“Tell me every terrible thing you ever did, and let me love you anyway” - Sade Andria Zabala
I approach love and its cousin, heartbreak, differently than I used to. Less teleologically, I guess.
That is not saying that what we go through in love doesn’t have a purpose. I just feel like when we talk about love, we talk about it based on its why, like we can protect ourselves if we pick it apart and find out where it all fits. Which ends up dividing it from itself — from its first blush, from its comfortable middle, and from its ending, as though it’s not all the same. I mean, what is heartbreak if not just intensely loving the absence of what was, or what could have been? All stages of love and its dissolution are, in their purest states, for their own sake.
I think it’s why we’re so obsessed with it as people. Very few things are as powerful as something that exists for itself. It’s so hard to just let that be.
I mean, yes, romantic love exists for procreation of course. But what a boring way to approach one of life’s greatest mysteries (think about the children!).
Surprising no one, I’ve always been obsessed with love songs. And just like the concept of heartbreak and love, I approach love songs differently now, too. When I look at the ones I am drawn to, I ask myself this question:
Are they singing for the chaos or the cosmos?
In spirituality or mythology, chaos is often used as shorthand for the void, the nothingness from which we came. It’s the thing to be feared, but also the thing that begat us. It’s a thing that was supposed to be conquered by the act of becoming, but still shines and crackles around the edges of everything.
The opposite of chaos is the cosmos, the wholeness of creation. It’s the belonging, the order of nature and the endless somethings that make up the universe from the smallest atoms to giant stars collapsing in on themselves, throwing out infinite arcs of dying fire into a teeming and vast system. It’s the purpose, the calling, the endless cogs in a divine machine.
Love songs that sing for the chaos are not always heartbreak or break up songs. They can be like Anna of the North’s “My Love”, a song that is about loving someone who won’t stick around, about allowing them to still keep that love even though it won’t be returned. It’s generative, and buoyant, but it defies order. It is about finding meaning in the adoration of disappointment, about seeing the pain and diving into it, letting your body temperature adjust until you can swim around.
It’s “Charm You” by Samia and Blondshell, gently pushing away a potential lover because they are tired of charming people, tired of not feeling seen, tired of putting on a show and losing the audience. It’s funny and self-protective, because the void is scary, and singing from it can remind you that you might not want to go in there if you’re not feeling up for it.
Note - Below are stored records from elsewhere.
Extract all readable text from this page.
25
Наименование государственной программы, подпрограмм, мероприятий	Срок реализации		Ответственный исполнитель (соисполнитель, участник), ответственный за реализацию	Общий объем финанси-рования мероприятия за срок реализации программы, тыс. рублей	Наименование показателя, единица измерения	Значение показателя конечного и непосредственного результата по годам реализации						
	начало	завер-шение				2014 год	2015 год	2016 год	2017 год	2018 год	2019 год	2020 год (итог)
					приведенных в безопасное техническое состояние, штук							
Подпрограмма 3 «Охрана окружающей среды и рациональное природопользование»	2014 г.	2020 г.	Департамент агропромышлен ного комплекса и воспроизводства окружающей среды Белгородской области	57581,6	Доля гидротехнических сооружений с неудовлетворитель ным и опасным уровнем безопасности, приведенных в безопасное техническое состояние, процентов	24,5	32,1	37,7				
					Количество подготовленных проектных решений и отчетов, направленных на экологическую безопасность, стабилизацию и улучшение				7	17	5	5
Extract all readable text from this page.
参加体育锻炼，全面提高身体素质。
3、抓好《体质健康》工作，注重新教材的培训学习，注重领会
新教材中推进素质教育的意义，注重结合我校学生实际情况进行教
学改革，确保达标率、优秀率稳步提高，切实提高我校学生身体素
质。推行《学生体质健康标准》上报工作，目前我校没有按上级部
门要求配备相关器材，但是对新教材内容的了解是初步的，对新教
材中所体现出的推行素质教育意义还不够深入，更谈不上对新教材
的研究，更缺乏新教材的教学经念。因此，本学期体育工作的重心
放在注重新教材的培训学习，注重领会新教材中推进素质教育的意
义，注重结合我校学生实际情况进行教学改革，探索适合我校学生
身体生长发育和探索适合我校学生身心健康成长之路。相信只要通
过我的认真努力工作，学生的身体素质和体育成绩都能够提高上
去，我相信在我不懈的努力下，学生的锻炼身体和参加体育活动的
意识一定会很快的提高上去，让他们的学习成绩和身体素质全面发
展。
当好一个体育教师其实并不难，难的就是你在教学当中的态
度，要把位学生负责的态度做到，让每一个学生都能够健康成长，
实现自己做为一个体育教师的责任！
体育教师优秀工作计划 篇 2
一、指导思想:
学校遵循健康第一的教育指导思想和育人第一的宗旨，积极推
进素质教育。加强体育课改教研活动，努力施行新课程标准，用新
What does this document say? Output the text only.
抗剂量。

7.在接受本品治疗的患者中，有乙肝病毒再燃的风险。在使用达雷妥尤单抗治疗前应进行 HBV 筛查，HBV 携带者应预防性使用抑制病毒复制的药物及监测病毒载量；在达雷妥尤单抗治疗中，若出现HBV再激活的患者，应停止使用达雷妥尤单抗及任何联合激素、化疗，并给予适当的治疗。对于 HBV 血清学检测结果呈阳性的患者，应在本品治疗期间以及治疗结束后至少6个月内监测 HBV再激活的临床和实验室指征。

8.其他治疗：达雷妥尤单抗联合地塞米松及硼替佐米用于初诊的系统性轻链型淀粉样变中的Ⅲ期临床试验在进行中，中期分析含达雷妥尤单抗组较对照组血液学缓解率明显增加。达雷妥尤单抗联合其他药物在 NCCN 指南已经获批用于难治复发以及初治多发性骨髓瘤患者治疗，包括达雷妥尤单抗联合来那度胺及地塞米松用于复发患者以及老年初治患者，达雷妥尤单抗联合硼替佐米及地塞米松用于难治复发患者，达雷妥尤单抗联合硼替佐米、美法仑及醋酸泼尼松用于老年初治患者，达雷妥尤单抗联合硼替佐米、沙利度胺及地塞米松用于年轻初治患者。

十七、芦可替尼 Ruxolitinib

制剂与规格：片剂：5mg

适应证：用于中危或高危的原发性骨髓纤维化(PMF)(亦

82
Singing for the cosmos is “ILYSM” by Wild Pink. It’s paring everything down until something that we complicate so often is back in its primordial form. Just repeating “I love you so much” like a mantra, like a prayer, like a magic word, like a spell.
Singing for the cosmos is Theo Katzman of Vulfpeck’s “Be the Wheel”, taking into account the entirety of history and wondering how to make something eternal in the whirlpool of implacable change.
Cosmos songs are the ones about acceptance. Accepting that when you allow yourself to be in love, whether it’s going well or not, you are stepping into a sacred order.
Both chaos and cosmos songs are brave. Because love is brave. Heartbreak is brave. Singing what you feel is brave. Saying what you feel is brave. Love songs, in my world, are more motivational than Jock Jams.
I started making this playlist 3 weeks ago and couldn’t tell where I was going with it. I was looking for a feeling in every song I chose. It wasn’t pure happiness, I knew that. It wasn’t despair either. But it wasn’t not happiness, or despair.
After I finished it, I realized.
It was hope. Blind, dumb, terrified, permanently naive hope.
Because that’s what ties the void to the bloom. That’s how we got here, and that’s how we love each other as we keep going.